Par exemple, les risques étaient de 43% inférieurs pour le cancer du poumon et de 33% inférieurs pour le cancer du côlon par rapport au groupe de conditionnement physique le plus faible. Cette fois, il n’y avait pas de différence pour le cancer de la prostate. Cette analyse couvre les cancers diagnostiqués à tout âge.

Si l’on considère uniquement les cancers diagnostiqués après l’âge de 65 ans, le groupe le plus apte avait 32% moins de risques de mourir du cancer que les hommes du groupe le plus faible (HR: 0,68; IC95: 0,47-0,98); .
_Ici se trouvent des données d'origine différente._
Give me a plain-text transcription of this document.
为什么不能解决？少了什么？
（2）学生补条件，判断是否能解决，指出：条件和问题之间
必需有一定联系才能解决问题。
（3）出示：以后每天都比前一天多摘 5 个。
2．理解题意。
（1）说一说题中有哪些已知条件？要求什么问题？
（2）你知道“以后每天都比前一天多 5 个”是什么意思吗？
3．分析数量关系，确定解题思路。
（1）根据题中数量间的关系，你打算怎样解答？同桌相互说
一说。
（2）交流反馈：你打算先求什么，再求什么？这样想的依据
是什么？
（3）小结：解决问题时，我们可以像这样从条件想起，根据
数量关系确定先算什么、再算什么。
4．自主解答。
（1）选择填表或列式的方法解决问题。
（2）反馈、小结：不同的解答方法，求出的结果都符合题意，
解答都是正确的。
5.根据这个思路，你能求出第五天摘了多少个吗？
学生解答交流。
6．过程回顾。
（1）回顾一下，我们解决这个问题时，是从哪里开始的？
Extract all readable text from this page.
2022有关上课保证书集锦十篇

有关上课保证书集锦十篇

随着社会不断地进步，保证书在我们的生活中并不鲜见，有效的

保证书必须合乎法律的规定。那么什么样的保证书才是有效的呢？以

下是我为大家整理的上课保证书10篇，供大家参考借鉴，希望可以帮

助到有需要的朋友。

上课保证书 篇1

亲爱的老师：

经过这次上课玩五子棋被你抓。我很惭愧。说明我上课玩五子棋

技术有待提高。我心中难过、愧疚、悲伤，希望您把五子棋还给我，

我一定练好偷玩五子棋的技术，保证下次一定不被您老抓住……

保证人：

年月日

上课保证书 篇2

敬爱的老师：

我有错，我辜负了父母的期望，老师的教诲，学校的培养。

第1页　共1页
Ils étaient également 68% moins susceptibles de mourir d’une maladie cardiovasculaire après un diagnostic de cancer (HR, 0,32, 95%, IC, 0,16 à 0,64) par rapport aux hommes les moins en forme.
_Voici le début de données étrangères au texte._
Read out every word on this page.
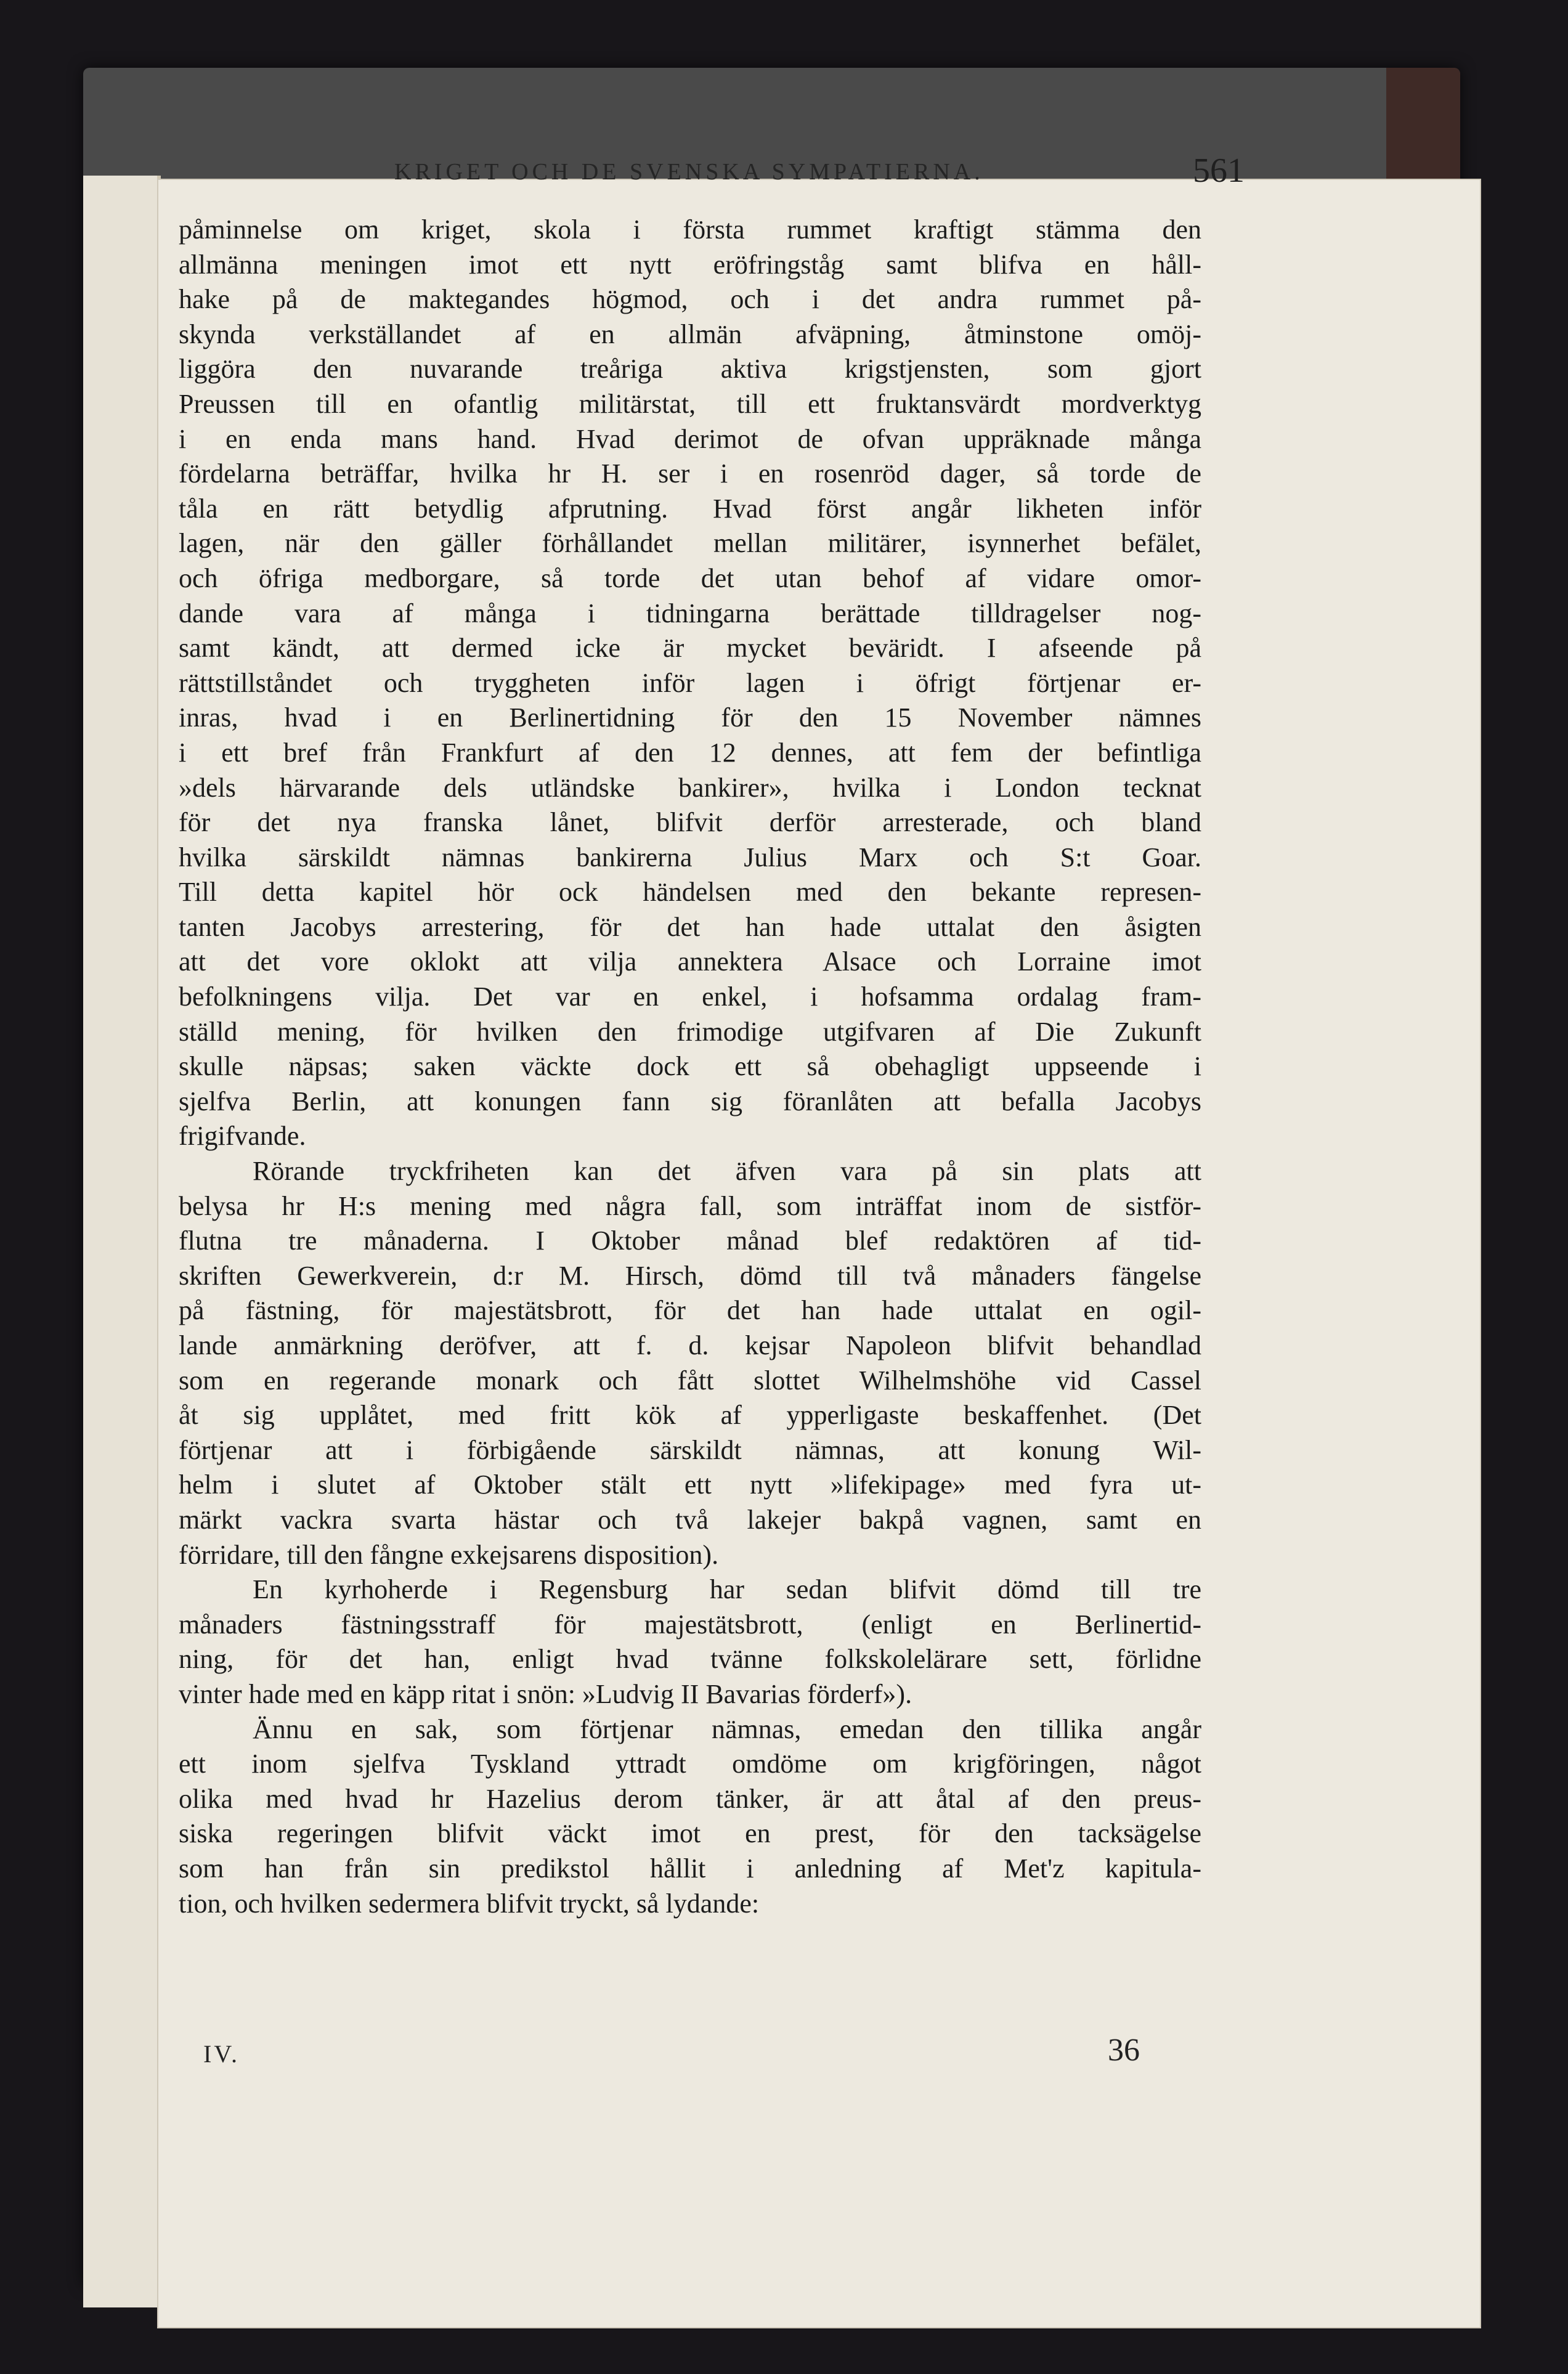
KRIGET OCH DE SVENSKA SYMPATIERNA.	561
påminnelse om kriget, skola i första rummet kraftigt stämma den
allmänna meningen imot ett nytt eröfringståg samt blifva en håll-
hake på de maktegandes högmod, och i det andra rummet på-
skynda verkställandet af en allmän afväpning, åtminstone omöj-
liggöra den nuvarande treåriga aktiva krigstjensten, som gjort
Preussen till en ofantlig militärstat, till ett fruktansvärdt mordverktyg
i en enda mans hand. Hvad derimot de ofvan uppräknade många
fördelarna beträffar, hvilka hr H. ser i en rosenröd dager, så torde de
tåla en rätt betydlig afprutning. Hvad först angår likheten inför
lagen, när den gäller förhållandet mellan militärer, isynnerhet befälet,
och öfriga medborgare, så torde det utan behof af vidare omor-
dande vara af många i tidningarna berättade tilldragelser nog-
samt kändt, att dermed icke är mycket beväridt. I afseende på
rättstillståndet och tryggheten inför lagen i öfrigt förtjenar er-
inras, hvad i en Berlinertidning för den 15 November nämnes
i ett bref från Frankfurt af den 12 dennes, att fem der befintliga
»dels härvarande dels utländske bankirer», hvilka i London tecknat
för det nya franska lånet, blifvit derför arresterade, och bland
hvilka särskildt nämnas bankirerna Julius Marx och S:t Goar.
Till detta kapitel hör ock händelsen med den bekante represen-
tanten Jacobys arrestering, för det han hade uttalat den åsigten
att det vore oklokt att vilja annektera Alsace och Lorraine imot
befolkningens vilja. Det var en enkel, i hofsamma ordalag fram-
ställd mening, för hvilken den frimodige utgifvaren af Die Zukunft
skulle näpsas; saken väckte dock ett så obehagligt uppseende i
sjelfva Berlin, att konungen fann sig föranlåten att befalla Jacobys
frigifvande.
Rörande tryckfriheten kan det äfven vara på sin plats att
belysa hr H:s mening med några fall, som inträffat inom de sistför-
flutna tre månaderna. I Oktober månad blef redaktören af tid-
skriften Gewerkverein, d:r M. Hirsch, dömd till två månaders fängelse
på fästning, för majestätsbrott, för det han hade uttalat en ogil-
lande anmärkning deröfver, att f. d. kejsar Napoleon blifvit behandlad
som en regerande monark och fått slottet Wilhelmshöhe vid Cassel
åt sig upplåtet, med fritt kök af ypperligaste beskaffenhet. (Det
förtjenar att i förbigående särskildt nämnas, att konung Wil-
helm i slutet af Oktober stält ett nytt »lifekipage» med fyra ut-
märkt vackra svarta hästar och två lakejer bakpå vagnen, samt en
förridare, till den fångne exkejsarens disposition).
En kyrhoherde i Regensburg har sedan blifvit dömd till tre
månaders fästningsstraff för majestätsbrott, (enligt en Berlinertid-
ning, för det han, enligt hvad tvänne folkskolelärare sett, förlidne
vinter hade med en käpp ritat i snön: »Ludvig II Bavarias förderf»).
Ännu en sak, som förtjenar nämnas, emedan den tillika angår
ett inom sjelfva Tyskland yttradt omdöme om krigföringen, något
olika med hvad hr Hazelius derom tänker, är att åtal af den preus-
siska regeringen blifvit väckt imot en prest, för den tacksägelse
som han från sin predikstol hållit i anledning af Met'z kapitula-
tion, och hvilken sedermera blifvit tryckt, så lydande:
IV.	36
Comment les chercheurs ont-ils interprété les résultats?

Les auteurs concluent: «Il existe une association inverse entre la CRF à mi-vie et le cancer pulmonaire et colorectal incident, mais pas le cancer de la prostate. L’âge de l’assurance-maladie [plus de 65 ans]. « 

Conclusion

Cette étude montre que la santé cardiovasculaire est susceptible de réduire les risques de développer un cancer du poumon et colorectal chez les hommes, et semble augmenter la survie du cancer ou des maladies cardiovasculaires chez les personnes diagnostiquées après l’âge de 65 ans. avec les 20% les moins en forme.

L’étude s’est concentrée sur la forme physique et a pris en compte les principaux facteurs de risque du cancer, tels que le tabagisme et la pression artérielle. Cependant, il a omis un facteur de risque important: l’alimentation. Ce que les gens mangent et boivent est connu pour affecter le risque de cancer.

Le groupe le plus apte peut aussi avoir été le plus en santé en termes de bien manger et de boire de l’alcool dans des limites sûres. Cela explique probablement certaines des réductions de risque observées dans cette étude. Quelle proportion? Nous ne savons pas.

Ceci, en effet, en fait une étude de la santé incorporant la forme physique et l’alimentation. La preuve que bien manger et être actif réduit le risque de cancer, de maladie cardiaque, d’accident vasculaire cérébral et de diabète est déjà bien établie. Des études ont également montré que l’activité physique régulière profite également à notre santé mentale.

En savoir plus sur la réduction de votre risque de cancer.

Bien que les hommes de plus de 65 ans qui ont reçu un diagnostic de cancer aient de meilleurs taux de survie, il y a d’autres facteurs non mesurés qui pourraient avoir contribué. On ne sait pas si les personnes plus en forme ont été diagnostiquées avec un cancer à un stade plus précoce, ce qui aurait augmenté leurs chances de survie.

Il y avait aussi une conclusion contre-intuitive à noter. Le groupe le plus en forme était plus susceptible d’être diagnostiqué avec un cancer de la prostate que le moins en forme. Ceci est important, car le risque de cancer de la prostate était beaucoup plus élevé que le cancer du poumon ou du côlon dans l’échantillon.

Les auteurs de l’étude pensaient que cela pourrait être dû au fait que les hommes plus aptes à subir plus de tests de dépistage du cancer aux États-Unis que les hommes inaptes, de sorte que le cancer est découvert et diagnostiqué plus souvent dans ce groupe.

Il se pourrait aussi que les hommes du groupe le plus apte vivent probablement plus longtemps et que le cancer de la prostate soit une maladie liée à l’âge.

Mais nous ne le savons pas à coup sûr, et il pourrait y avoir d’autres explications qui méritent d’être étudiées.

Savez-vous si vous avez eu un cancer de la prostate? En savoir plus sur les symptômes du cancer de la prostate.